According to the NESG, for Nigeria to maximally benefit from the trade deal, there is an urgent need to also address transport infrastructure bottlenecks and provide improved logistics.

It said, “Finding a lasting solution to the Apapa gridlock by creating similar ports in other regions of the country, so as to ensure speedy clearance of consignments needs to be prioritised.

“Nigeria also needs to set standards for locally-made goods to enhance their attractiveness in the regional market.

“The Nigerian government as a matter of urgency needs to operate an efficient and corruption-free land border system, so as to guide against the importation of low-cost sub-standard products into the country.

“It is only when these and many more reforms are implemented that Nigeria can begin to reap the benefits of the trade deal.”

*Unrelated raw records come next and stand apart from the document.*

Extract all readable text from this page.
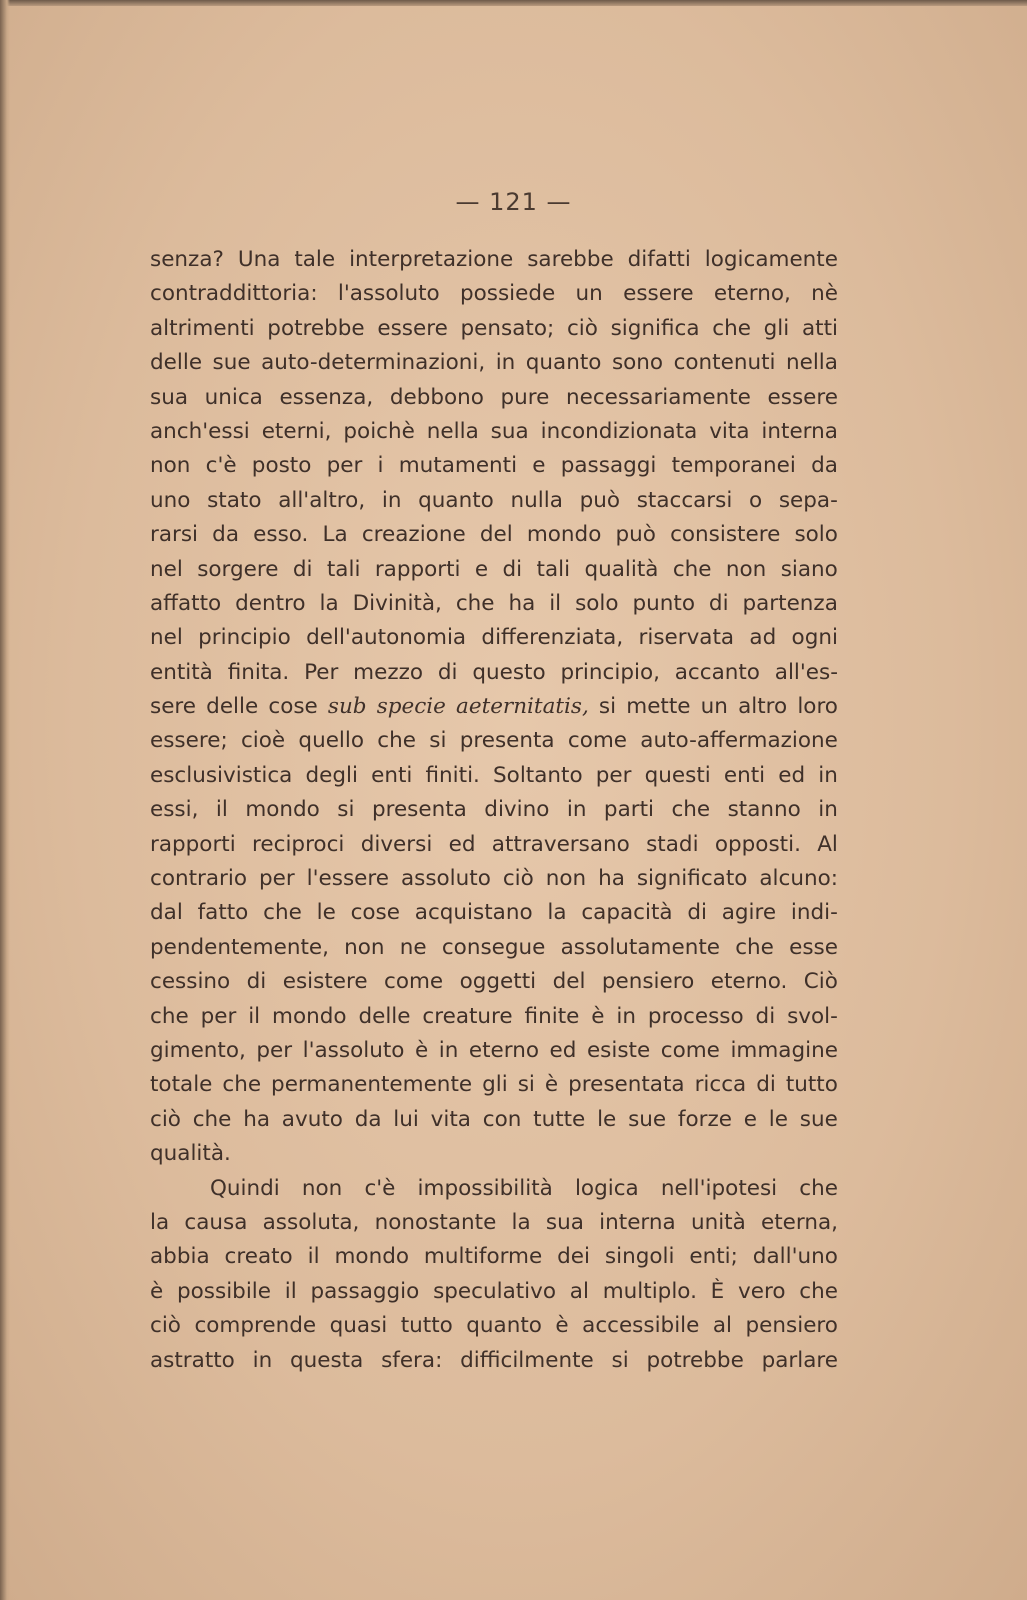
— 121 —
senza? Una tale interpretazione sarebbe difatti logicamente
contraddittoria: l'assoluto possiede un essere eterno, nè
altrimenti potrebbe essere pensato; ciò significa che gli atti
delle sue auto-determinazioni, in quanto sono contenuti nella
sua unica essenza, debbono pure necessariamente essere
anch'essi eterni, poichè nella sua incondizionata vita interna
non c'è posto per i mutamenti e passaggi temporanei da
uno stato all'altro, in quanto nulla può staccarsi o sepa-
rarsi da esso. La creazione del mondo può consistere solo
nel sorgere di tali rapporti e di tali qualità che non siano
affatto dentro la Divinità, che ha il solo punto di partenza
nel principio dell'autonomia differenziata, riservata ad ogni
entità finita. Per mezzo di questo principio, accanto all'es-
sere delle cose sub specie aeternitatis, si mette un altro loro
essere; cioè quello che si presenta come auto-affermazione
esclusivistica degli enti finiti. Soltanto per questi enti ed in
essi, il mondo si presenta divino in parti che stanno in
rapporti reciproci diversi ed attraversano stadi opposti. Al
contrario per l'essere assoluto ciò non ha significato alcuno:
dal fatto che le cose acquistano la capacità di agire indi-
pendentemente, non ne consegue assolutamente che esse
cessino di esistere come oggetti del pensiero eterno. Ciò
che per il mondo delle creature finite è in processo di svol-
gimento, per l'assoluto è in eterno ed esiste come immagine
totale che permanentemente gli si è presentata ricca di tutto
ciò che ha avuto da lui vita con tutte le sue forze e le sue
qualità.
Quindi non c'è impossibilità logica nell'ipotesi che
la causa assoluta, nonostante la sua interna unità eterna,
abbia creato il mondo multiforme dei singoli enti; dall'uno
è possibile il passaggio speculativo al multiplo. È vero che
ciò comprende quasi tutto quanto è accessibile al pensiero
astratto in questa sfera: difficilmente si potrebbe parlare
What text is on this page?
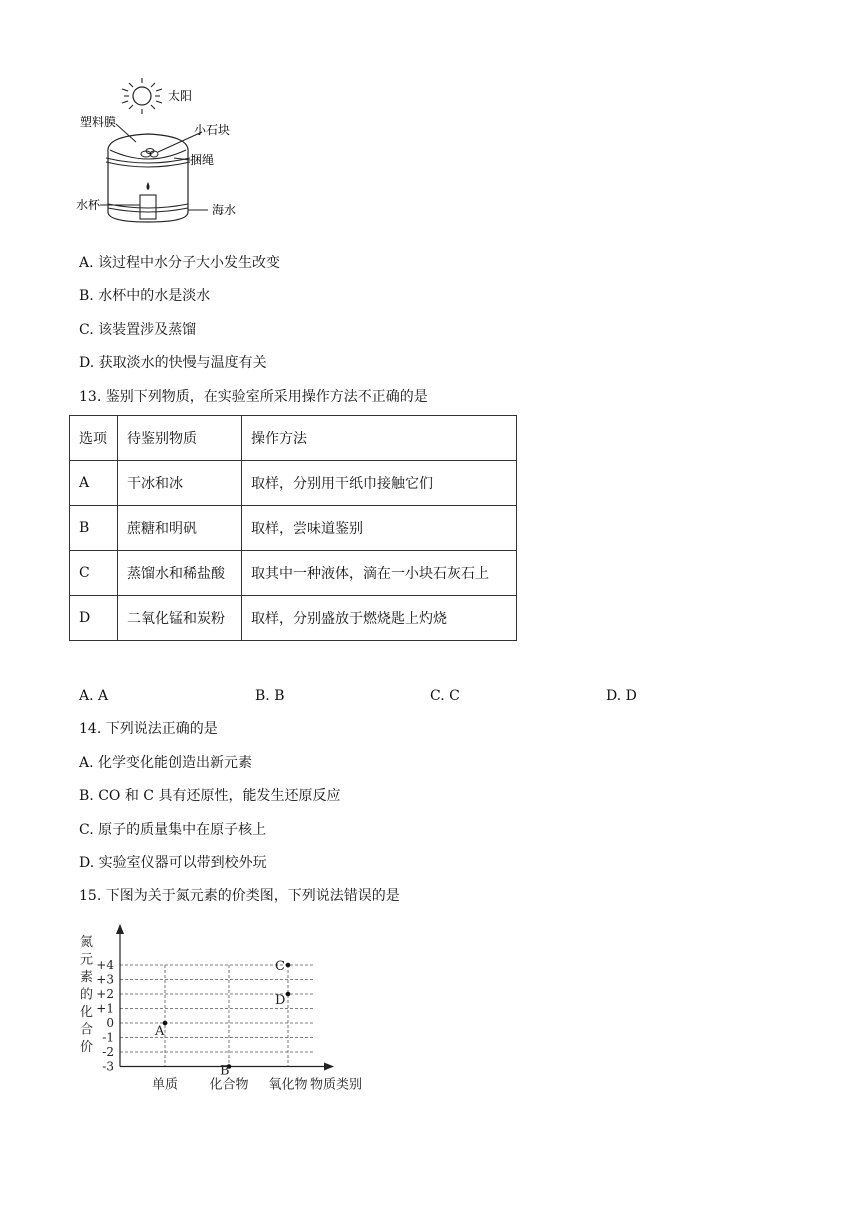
太阳
塑料膜
小石块
捆绳
水杯	海水
A. 该过程中水分子大小发生改变
B. 水杯中的水是淡水
C. 该装置涉及蒸馏
D. 获取淡水的快慢与温度有关
13. 鉴别下列物质，在实验室所采用操作方法不正确的是
选项	待鉴别物质	操作方法
A	干冰和冰	取样，分别用干纸巾接触它们
B	蔗糖和明矾	取样，尝味道鉴别
C	蒸馏水和稀盐酸	取其中一种液体，滴在一小块石灰石上
D	二氧化锰和炭粉	取样，分别盛放于燃烧匙上灼烧
A. A	B. B	C. C	D. D
14. 下列说法正确的是
A. 化学变化能创造出新元素
B. CO 和 C 具有还原性，能发生还原反应
C. 原子的质量集中在原子核上
D. 实验室仪器可以带到校外玩
15. 下图为关于氮元素的价类图，下列说法错误的是
氮
元
素
的
化
合
价
+4
+3
+2
+1
0
-1
-2
-3
单质 化合物 氧化物 物质类别
A
B
C
D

The group noted that owing to the outbreak of COVID-19, the implementation of the AfCFTA was postponed from July 1, 2020 to January 1, 2021.

It said, “The key goal of the free trade pact is to expand the volume of intra-African trade, which stood at 16 per cent in 2018 .“Till date, 36 countries, including Nigeria, have ratified the agreement. The trade deal is expected to create a single market with a combined GDP of $2.5tn and total population or market size of 1.2 billion.”